Genelkurmay Başkanı Eyal Zamir, Gazze'yi kuşatma planını destekliyor ve işgal etmeyi reddediyor; bu tutum siyasi düzeyde anlaşmazlıklara ve çatışmalara yol açıyor.

i24NEWS'e göre Zamir siyasi düzeye şunları söyledi “Gazze'yi kuşatmaya hazırlanıyorum ama işgal etmeye değil.” Bu açıklama işgal ve ilhak çağrısı yapan siyasi düzeyle arasında anlaşmazlıklara yol açtı.

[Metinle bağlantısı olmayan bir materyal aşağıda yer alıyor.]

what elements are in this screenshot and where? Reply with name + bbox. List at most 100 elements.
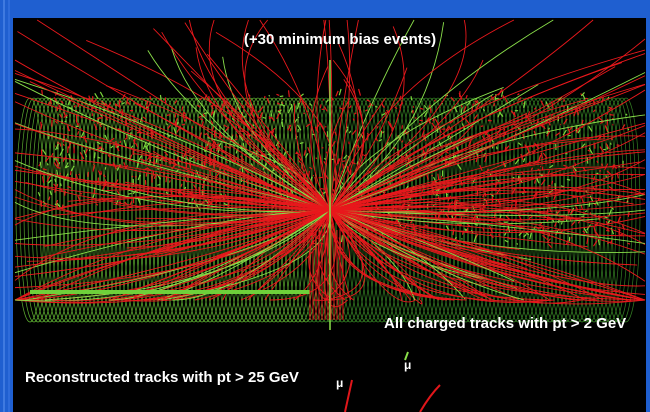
track	[280, 96, 284, 97]
track	[48, 102, 49, 105]
page: (+30 minimum bias events) All charged tr…	[0, 0, 650, 412]
track	[552, 181, 553, 185]
track	[422, 191, 423, 193]
track	[93, 164, 94, 165]
track	[342, 161, 345, 162]
track	[602, 164, 603, 166]
track	[571, 237, 572, 238]
track	[411, 96, 412, 100]
track	[563, 165, 566, 166]
track	[608, 202, 609, 206]
track	[611, 240, 612, 244]
track	[30, 290, 310, 294]
track	[128, 193, 131, 194]
track	[259, 159, 260, 161]
track	[80, 193, 82, 194]
track	[282, 122, 283, 127]
track	[255, 188, 257, 189]
track	[269, 95, 270, 96]
track	[402, 125, 403, 128]
track	[381, 131, 382, 138]
track	[499, 234, 500, 236]
track	[383, 131, 384, 133]
right-label: All charged tracks with pt > 2 GeV	[384, 315, 626, 332]
track	[313, 175, 314, 176]
bottom-label: Reconstructed tracks with pt > 25 GeV	[25, 369, 299, 386]
track	[167, 115, 170, 116]
track	[488, 120, 489, 122]
track	[454, 199, 455, 205]
track	[79, 174, 80, 175]
track	[289, 90, 290, 97]
track	[227, 161, 228, 163]
track	[264, 96, 265, 98]
track	[196, 159, 197, 161]
track	[375, 106, 377, 107]
track	[537, 178, 538, 182]
track	[119, 102, 120, 108]
track	[441, 176, 442, 177]
track	[628, 128, 629, 130]
track	[323, 99, 324, 100]
track	[185, 187, 186, 189]
track	[326, 152, 327, 154]
track	[65, 191, 66, 196]
track	[102, 149, 104, 150]
track	[321, 189, 325, 190]
track	[101, 171, 102, 175]
track	[61, 183, 62, 186]
track	[319, 177, 323, 178]
event-display: (+30 minimum bias events) All charged tr…	[0, 0, 650, 412]
track	[628, 243, 630, 244]
track	[535, 180, 536, 184]
track	[177, 122, 178, 124]
track	[65, 121, 67, 122]
muon-label: μ	[336, 376, 343, 390]
track	[179, 162, 180, 168]
track	[599, 215, 600, 220]
track	[505, 147, 506, 151]
track	[232, 118, 233, 120]
track	[413, 106, 414, 107]
track	[81, 129, 82, 130]
track	[589, 203, 590, 207]
track	[175, 114, 176, 117]
track	[100, 118, 103, 119]
track	[434, 100, 435, 101]
muon-label: μ	[404, 358, 411, 372]
track	[94, 152, 95, 158]
track	[438, 174, 439, 180]
track	[621, 234, 622, 235]
track	[182, 124, 185, 125]
track	[63, 135, 64, 142]
track	[78, 124, 79, 125]
track	[135, 176, 136, 177]
track	[47, 163, 48, 165]
track	[55, 179, 56, 182]
track	[545, 230, 547, 231]
track	[430, 107, 431, 113]
track	[298, 117, 299, 118]
track	[597, 161, 598, 163]
track	[88, 172, 89, 177]
track	[169, 163, 170, 164]
track	[156, 158, 157, 163]
track	[490, 174, 491, 175]
track	[353, 119, 354, 121]
track	[120, 141, 121, 143]
track	[494, 103, 495, 106]
track	[70, 171, 71, 175]
track	[324, 158, 326, 159]
track	[182, 106, 183, 110]
track	[585, 211, 587, 212]
track	[363, 154, 364, 155]
track	[547, 238, 548, 240]
top-label: (+30 minimum bias events)	[244, 31, 436, 48]
track	[567, 179, 570, 180]
track	[610, 115, 614, 116]
track	[127, 98, 128, 104]
track	[579, 102, 580, 103]
track	[481, 126, 484, 127]
track	[512, 177, 514, 178]
track	[583, 100, 586, 101]
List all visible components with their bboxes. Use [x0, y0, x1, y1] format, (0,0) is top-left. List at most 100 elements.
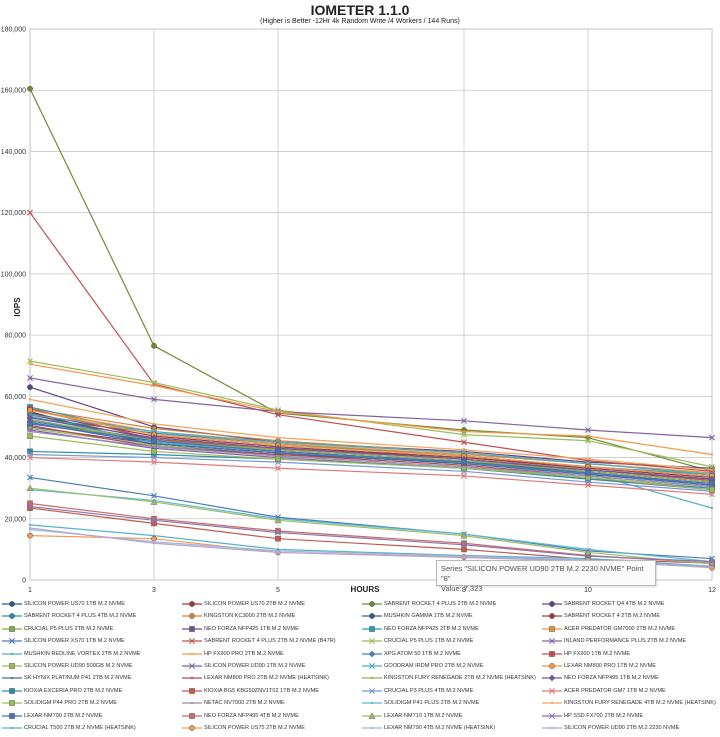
- legend-marker[interactable]: [189, 687, 195, 694]
- data-point[interactable]: [151, 535, 157, 542]
- legend-item[interactable]: SILICON POWER US75 2TB M.2 NVME: [182, 722, 305, 734]
- legend-item[interactable]: CRUCIAL P5 PLUS 1TB M.2 NVME: [362, 635, 473, 647]
- legend-item[interactable]: GOODRAM IRDM PRO 2TB M.2 NVME: [362, 660, 483, 672]
- legend-marker[interactable]: [9, 638, 15, 645]
- data-point[interactable]: [151, 515, 157, 522]
- legend-item[interactable]: SABRENT ROCKET 4 2TB M.2 NVME: [542, 610, 660, 622]
- data-point[interactable]: [585, 470, 591, 476]
- legend-marker[interactable]: [10, 652, 14, 655]
- data-point[interactable]: [461, 541, 467, 548]
- data-point[interactable]: [152, 384, 156, 387]
- legend-marker[interactable]: [549, 663, 555, 669]
- data-point[interactable]: [462, 448, 466, 452]
- series-line[interactable]: [29, 377, 713, 439]
- legend-marker[interactable]: [549, 687, 555, 694]
- data-point[interactable]: [27, 474, 33, 481]
- data-point[interactable]: [151, 342, 157, 349]
- legend-item[interactable]: CRUCIAL P3 PLUS 4TB M.2 NVME: [362, 685, 473, 697]
- legend-item[interactable]: XPG ATOM 50 1TB M.2 NVME: [362, 648, 461, 660]
- series-line[interactable]: [29, 212, 713, 472]
- legend-marker[interactable]: [549, 625, 555, 632]
- legend-item[interactable]: SABRENT ROCKET 4 PLUS 2TB M.2 NVME (B47R…: [182, 635, 336, 647]
- data-point[interactable]: [585, 437, 591, 444]
- legend-item[interactable]: SABRENT ROCKET 4 PLUS 4TB M.2 NVME: [2, 610, 136, 622]
- data-point[interactable]: [150, 498, 158, 505]
- data-point[interactable]: [709, 463, 715, 470]
- legend-marker[interactable]: [369, 687, 375, 694]
- legend-item[interactable]: NEO FORZA NFP495 4TB M.2 NVME: [182, 710, 299, 722]
- legend-item[interactable]: SK HYNIX PLATINUM P41 2TB M.2 NVME: [2, 672, 131, 684]
- data-point[interactable]: [151, 396, 157, 403]
- data-point[interactable]: [275, 535, 281, 542]
- legend-item[interactable]: NEO FORZA NFP495 1TB M.2 NVME: [542, 672, 659, 684]
- data-point[interactable]: [462, 556, 466, 559]
- legend-item[interactable]: SOLIDIGM P41 PLUS 2TB M.2 NVME: [362, 697, 479, 709]
- legend-item[interactable]: NEO FORZA NFP425 2TB M.2 NVME: [362, 623, 479, 635]
- data-point[interactable]: [710, 506, 714, 510]
- legend-item[interactable]: SILICON POWER UD90 500GB M.2 NVME: [2, 660, 133, 672]
- legend-marker[interactable]: [9, 687, 15, 694]
- legend-marker[interactable]: [9, 601, 15, 607]
- data-point[interactable]: [152, 422, 156, 425]
- data-point[interactable]: [276, 551, 280, 554]
- legend-item[interactable]: LEXAR NM790 2TB M.2 NVME: [2, 710, 102, 722]
- legend-marker[interactable]: [369, 638, 375, 645]
- legend-item[interactable]: HP SSD FX700 2TB M.2 NVME: [542, 710, 643, 722]
- legend-marker[interactable]: [549, 712, 555, 719]
- series-line[interactable]: [29, 398, 713, 471]
- data-point[interactable]: [28, 363, 32, 366]
- data-point[interactable]: [460, 532, 468, 539]
- data-point[interactable]: [152, 542, 156, 545]
- data-point[interactable]: [27, 421, 33, 427]
- series-line[interactable]: [29, 417, 713, 480]
- series-line[interactable]: [29, 88, 713, 472]
- series-line[interactable]: [29, 418, 713, 483]
- legend-marker[interactable]: [9, 625, 15, 632]
- data-point[interactable]: [27, 374, 33, 381]
- legend-item[interactable]: KINGSTON FURY RENEGADE 2TB M.2 NVME (HEA…: [362, 672, 536, 684]
- data-point[interactable]: [585, 482, 591, 489]
- legend-item[interactable]: SABRENT ROCKET 4 PLUS 2TB M.2 NVME: [362, 598, 496, 610]
- data-point[interactable]: [586, 457, 590, 461]
- data-point[interactable]: [709, 558, 715, 565]
- data-point[interactable]: [585, 427, 591, 433]
- data-point[interactable]: [275, 529, 281, 536]
- data-point[interactable]: [461, 439, 467, 446]
- legend-marker[interactable]: [9, 613, 15, 620]
- data-point[interactable]: [710, 453, 714, 456]
- legend-marker[interactable]: [370, 677, 374, 680]
- data-point[interactable]: [461, 472, 467, 479]
- data-point[interactable]: [462, 465, 466, 468]
- legend-item[interactable]: LEXAR NM800 PRO 1TB M.2 NVME: [542, 660, 656, 672]
- legend-marker[interactable]: [549, 638, 555, 645]
- legend-marker[interactable]: [10, 677, 14, 680]
- data-point[interactable]: [276, 454, 280, 458]
- legend-marker[interactable]: [369, 613, 375, 620]
- data-point[interactable]: [27, 85, 33, 92]
- data-point[interactable]: [276, 410, 280, 413]
- legend-marker[interactable]: [189, 625, 195, 632]
- data-point[interactable]: [275, 448, 281, 455]
- legend-marker[interactable]: [369, 601, 375, 607]
- legend-item[interactable]: KIOXIA BG5 KBG50ZNV1T02 1TB M.2 NVME: [182, 685, 319, 697]
- legend-item[interactable]: SILICON POWER XS70 1TB M.2 NVME: [2, 635, 125, 647]
- legend-marker[interactable]: [190, 677, 194, 680]
- data-point[interactable]: [28, 430, 32, 433]
- data-point[interactable]: [151, 459, 157, 466]
- legend-marker[interactable]: [549, 613, 555, 620]
- data-point[interactable]: [27, 358, 33, 365]
- legend-item[interactable]: KIOXIA EXCERIA PRO 2TB M.2 NVME: [2, 685, 122, 697]
- legend-marker[interactable]: [370, 702, 374, 705]
- legend-marker[interactable]: [368, 650, 376, 657]
- legend-item[interactable]: LEXAR NM790 4TB M.2 NVME (HEATSINK): [362, 722, 495, 734]
- series-line[interactable]: [29, 430, 713, 488]
- series-line[interactable]: [29, 453, 713, 492]
- data-point[interactable]: [276, 549, 280, 553]
- legend-marker[interactable]: [9, 712, 15, 719]
- legend-marker[interactable]: [549, 601, 555, 607]
- data-point[interactable]: [584, 548, 592, 556]
- legend-marker[interactable]: [549, 650, 555, 657]
- data-point[interactable]: [27, 454, 33, 461]
- legend-item[interactable]: NEO FORZA NFP425 1TB M.2 NVME: [182, 623, 299, 635]
- data-point[interactable]: [275, 528, 281, 534]
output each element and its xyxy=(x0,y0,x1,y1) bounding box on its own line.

 Gazze'de açıklamalarda bulunan Zamir şu ifadeleri kullandı: "Önümüzdeki günlerde kaçırılanların serbest bırakılması için bir anlaşmaya varıp varamayacağımızı öğreneceğimizi tahmin ediyorum. Aksi takdirde çatışmalar aralıksız devam edecek."

Güçlerin elde ettiği başarıların bize operasyonel esneklik sağladığını ifade eden Zamir grubun “yıpratma tuzaklarına” düşmeden Hamas'ı “giderek artan bir sıkıntıya” sokmayı hedeflediklerini de sözlerine ekledi.

İsrail Yayın Kurumu (IBC) Zamir ile siyasi liderlik arasındaki görüş ayrılıklarını doğruladı.

Nahum Berenai Yediot Aharonot'ta şunları yazdı: "Herkes süreçin nereye gideceğine dair bir karar bekliyor, bir anlaşma, kuşatma ya da işgal. Bu bir karar verileceği anlamına gelmiyor. Netanyahu genellikle diğer seçeneği, yani karar vermemeyi tercih ediyor. Bu durumda Zamir'in karar vermesi gerekecek. Bence o ne istediğini biliyor."